Cloudera Machine Learning (CML) can use non-transparent proxies if the environment is configured to use a network proxy in Management Console.

Enterprise customers frequently need to deploy CDP in a virtual network that does not have direct internet access. Specifically, the proxy server may be located in a different virtual network, in order to filter traffic for allowed domains or IPs.

Transparent and non-transparent network proxies differ in the following ways.

Transparent network proxy
  • Proxy is unknown to clients and requires no additional client configuration.
  • Usually, connections by way of transparent proxies are configured in route tables on your AWS VPC.
Non-transparent proxy
  • Clients are aware of non-transparent proxies and each client must be specifically configured to use the non-transparent proxy connection.
  • You pass connection or security information (username/password) along with the connection request sent by clients.

You can configure an AWS environment to use non-transparent proxy connections when activating environments for Cloudera Machine Learning (CML).

Configuring the non-transparent proxy

You configure the non-transparent proxy in Management Console > Shared Resources > Proxies, and then selecting Create Proxy Configuration. For more information, see Using a non-transparent proxy.

There is one important step for creating a non-transparent proxy for CML. In the Create Proxy UI, No Proxy Hosts field, enter the following:
runtime-manager.mlx.svc.cluster.local,ds-operator.mlx.svc.cluster.local,feature-flags.mlx,governance-server.mlx.svc.cluster.local,
usage-reporter.mlx.svc.cluster.local,ds-vfs.mlx.svc.cluster.local,
ds-cdh-client.mlx.svc.cluster.local,fluentd.mlx.svc.cluster.local,
livelog.mlx.svc.cluster.local,tgtgen.mlx.svc.cluster.local,web.mlx.svc.cluster.local,
s2i-client.mlx.svc.cluster.local,livelog.mlx,archiver.mlx.svc.cluster.local,cldr.work,
cloudera.site

These hostnames are CML internal service endpoints.
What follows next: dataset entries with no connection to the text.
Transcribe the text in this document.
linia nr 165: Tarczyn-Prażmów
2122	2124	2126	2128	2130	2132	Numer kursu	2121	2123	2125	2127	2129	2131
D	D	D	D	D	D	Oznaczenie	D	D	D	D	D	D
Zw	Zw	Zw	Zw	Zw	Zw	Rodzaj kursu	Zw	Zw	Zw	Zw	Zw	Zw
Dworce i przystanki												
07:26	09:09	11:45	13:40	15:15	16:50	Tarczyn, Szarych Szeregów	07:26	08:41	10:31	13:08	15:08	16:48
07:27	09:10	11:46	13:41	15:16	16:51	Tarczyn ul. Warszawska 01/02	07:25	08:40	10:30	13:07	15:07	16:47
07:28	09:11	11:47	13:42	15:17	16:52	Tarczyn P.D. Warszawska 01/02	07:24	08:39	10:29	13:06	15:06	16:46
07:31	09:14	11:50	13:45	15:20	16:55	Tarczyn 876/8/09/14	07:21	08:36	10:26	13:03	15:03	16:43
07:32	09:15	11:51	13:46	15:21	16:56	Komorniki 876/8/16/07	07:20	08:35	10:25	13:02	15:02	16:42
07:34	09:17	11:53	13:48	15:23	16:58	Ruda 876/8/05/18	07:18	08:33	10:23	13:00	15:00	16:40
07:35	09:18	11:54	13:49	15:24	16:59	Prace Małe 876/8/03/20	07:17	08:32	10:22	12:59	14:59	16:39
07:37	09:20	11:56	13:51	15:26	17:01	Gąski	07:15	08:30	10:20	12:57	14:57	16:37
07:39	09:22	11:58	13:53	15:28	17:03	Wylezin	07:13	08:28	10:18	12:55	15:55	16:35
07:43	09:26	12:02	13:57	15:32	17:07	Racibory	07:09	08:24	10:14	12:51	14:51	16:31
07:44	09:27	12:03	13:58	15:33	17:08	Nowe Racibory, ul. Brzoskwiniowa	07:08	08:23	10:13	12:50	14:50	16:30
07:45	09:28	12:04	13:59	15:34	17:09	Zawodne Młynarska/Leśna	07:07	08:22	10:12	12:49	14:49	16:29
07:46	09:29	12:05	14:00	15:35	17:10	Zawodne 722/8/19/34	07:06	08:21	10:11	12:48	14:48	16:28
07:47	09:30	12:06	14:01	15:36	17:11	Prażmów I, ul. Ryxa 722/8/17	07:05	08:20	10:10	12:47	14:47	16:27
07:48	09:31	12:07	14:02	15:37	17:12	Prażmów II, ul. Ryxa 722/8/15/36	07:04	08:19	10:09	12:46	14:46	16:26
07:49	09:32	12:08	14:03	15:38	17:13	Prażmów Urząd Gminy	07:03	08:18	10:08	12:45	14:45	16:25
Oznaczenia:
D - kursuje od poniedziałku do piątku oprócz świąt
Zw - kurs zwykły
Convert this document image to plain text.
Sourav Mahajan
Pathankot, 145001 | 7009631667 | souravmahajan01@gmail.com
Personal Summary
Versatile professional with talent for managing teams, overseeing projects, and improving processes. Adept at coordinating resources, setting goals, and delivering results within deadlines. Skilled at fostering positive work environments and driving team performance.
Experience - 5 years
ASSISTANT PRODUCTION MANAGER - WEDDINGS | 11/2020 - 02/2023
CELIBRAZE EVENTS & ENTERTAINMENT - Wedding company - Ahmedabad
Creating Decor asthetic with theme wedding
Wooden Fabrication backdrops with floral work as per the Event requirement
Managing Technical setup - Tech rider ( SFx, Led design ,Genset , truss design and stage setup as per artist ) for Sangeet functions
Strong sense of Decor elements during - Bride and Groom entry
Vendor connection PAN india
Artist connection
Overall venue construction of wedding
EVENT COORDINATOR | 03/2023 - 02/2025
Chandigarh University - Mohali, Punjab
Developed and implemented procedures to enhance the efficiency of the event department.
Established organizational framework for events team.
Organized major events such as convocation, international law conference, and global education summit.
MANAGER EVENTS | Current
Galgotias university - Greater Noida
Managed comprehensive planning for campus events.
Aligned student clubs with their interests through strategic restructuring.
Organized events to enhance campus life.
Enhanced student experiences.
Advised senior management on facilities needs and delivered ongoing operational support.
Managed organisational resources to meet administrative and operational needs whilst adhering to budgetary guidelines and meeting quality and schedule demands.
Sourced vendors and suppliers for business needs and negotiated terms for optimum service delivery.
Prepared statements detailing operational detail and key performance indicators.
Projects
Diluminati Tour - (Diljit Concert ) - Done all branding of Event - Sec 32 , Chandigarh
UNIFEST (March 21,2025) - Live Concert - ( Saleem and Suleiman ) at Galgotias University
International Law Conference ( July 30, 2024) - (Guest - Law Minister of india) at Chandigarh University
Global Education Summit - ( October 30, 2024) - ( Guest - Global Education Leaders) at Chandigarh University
Use a non-transparent proxy in a different VPC

If the customer wants to copy the hostname for the non-transparent proxy and the non-transparent proxy is configured in a different VPC, then CDP needs the CIDR of the non-transparent proxy to allow the inbound access. To configure this, in the Provision Workspace UI, select Use hostname for non-transparent proxy and enter the CIDR range in Inbound Proxy CIDR Ranges.